The innate immune system is the body’s first response to infection. When the body is breached by a pathogen, cells called leukocytes engulf, or phagocytose, the bacteria or virus. Since there is a wide range of viruses and bacteria, which are constantly evolving to escape their hosts’ defenses, leukocytes that would recognize specific pathogens would not be very effective when encountering a different type or strain of pathogen. Instead, leukocytes recognize general characteristics that are common to most pathogens, called pathogen-associated molecular patterns (PAMPs). This way, the body does not have to expend energy in generating and maintaining a wide variety of leukocytes that would quickly become obsolete in their fight against infection. Another type of innate immune cell, the natural killer (NK) cell, helps destroy papillomavirus-infected keratinocytes (Scott et al. 2001). NKs are more effective against infected cells in which the virus has begun to synthesize the L1 coat protein (Oldak et al. 2004).

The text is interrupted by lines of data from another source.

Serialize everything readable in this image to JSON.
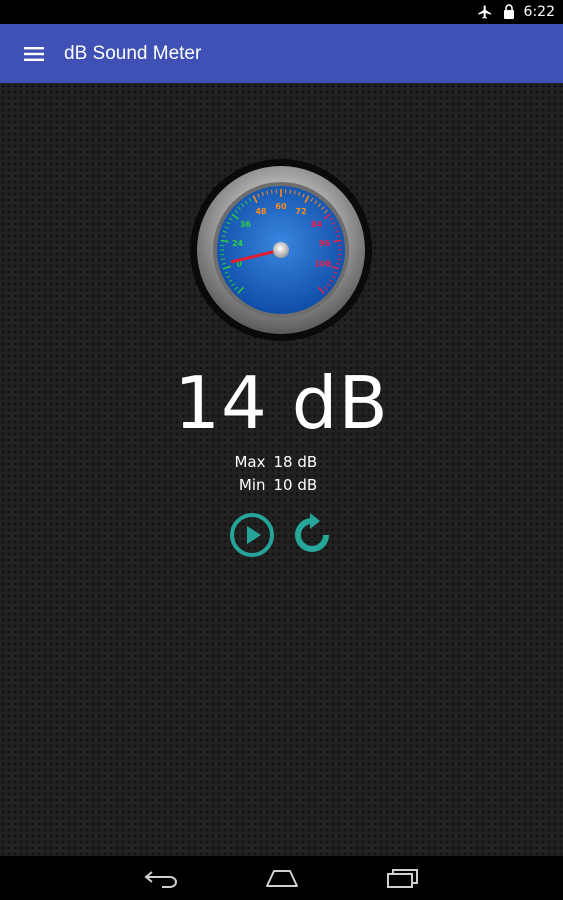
{
  "status_bar": {
    "time": "6:22",
    "icons": [
      "airplane-icon",
      "lock-battery-icon"
    ]
  },
  "app_bar": {
    "title": "dB Sound Meter",
    "menu_icon": "hamburger-menu-icon",
    "color": "#3f51b5"
  },
  "gauge": {
    "value_db": 14,
    "min": 0,
    "max": 120,
    "tick_labels": [
      "0",
      "24",
      "36",
      "48",
      "60",
      "72",
      "84",
      "96",
      "108"
    ],
    "needle_color": "#e41b2c",
    "face_color": "#1565c0"
  },
  "reading": {
    "text": "14 dB"
  },
  "stats": {
    "max_label": "Max",
    "max_value": "18 dB",
    "min_label": "Min",
    "min_value": "10 dB"
  },
  "controls": {
    "play_icon": "play-icon",
    "reset_icon": "refresh-icon",
    "accent": "#26a69a"
  },
  "nav_bar": {
    "icons": [
      "back-icon",
      "home-icon",
      "recent-apps-icon"
    ]
  }
}
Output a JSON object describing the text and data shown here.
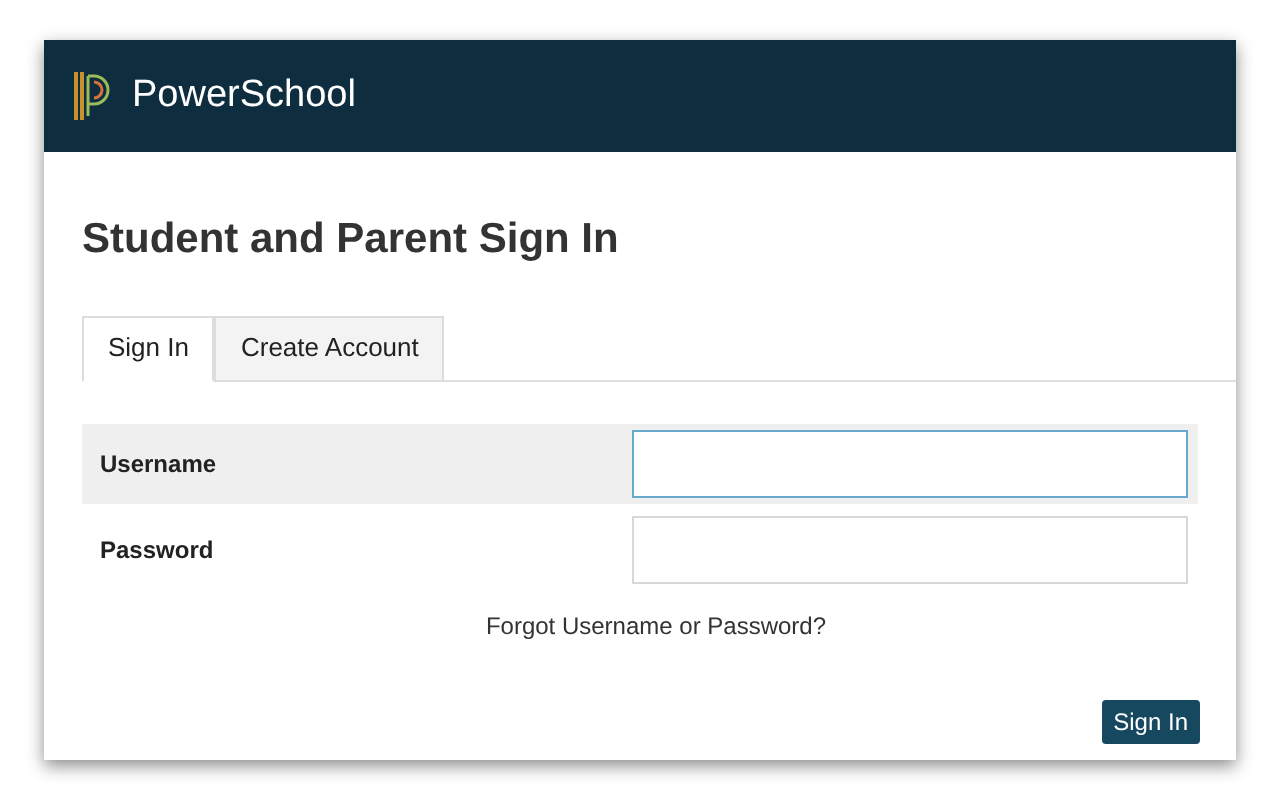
{
  "header": {
    "brand": "PowerSchool"
  },
  "title": "Student and Parent Sign In",
  "tabs": [
    {
      "label": "Sign In",
      "selected": true
    },
    {
      "label": "Create Account",
      "selected": false
    }
  ],
  "fields": [
    {
      "label": "Username",
      "focused": true
    },
    {
      "label": "Password",
      "focused": false
    }
  ],
  "forgot_link": "Forgot Username or Password?",
  "submit": "Sign In"
}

Upon recognizing the pathogen, leukocytes also release soluble chemical signals –cytokines – which signal other leukocytes, NK cells, and cells involved in adaptive immunity to move to the infection site. Cytokines produced by keratinocytes, namely class-1 interferons (IFN-α and -β), tumor necrosis factor (TNF), and transforming growth factor β (TGF-β), can slow or impede the papillomavirus’s growth through the autocrine signaling of the infected cell. As well, NKs must be activated by these and other cytokines in order to recognize infected cells; un-activated NKs do not appear to have an effect on most infected keratinocytes (Woodworth 2002). Research into these effects has shown, however, that the cytokines' inhibition ability fluctuates with the virus’s growth stage, although there is definite evidence that they lose their effectiveness once viral tumors become malignant. Malignant cells thus also resist NK destruction (Evans et al. 1993). The virus also attempts to evade these many effects of cytokines by downregulating their expression and secretion in the host cell (Scott et al. 2001).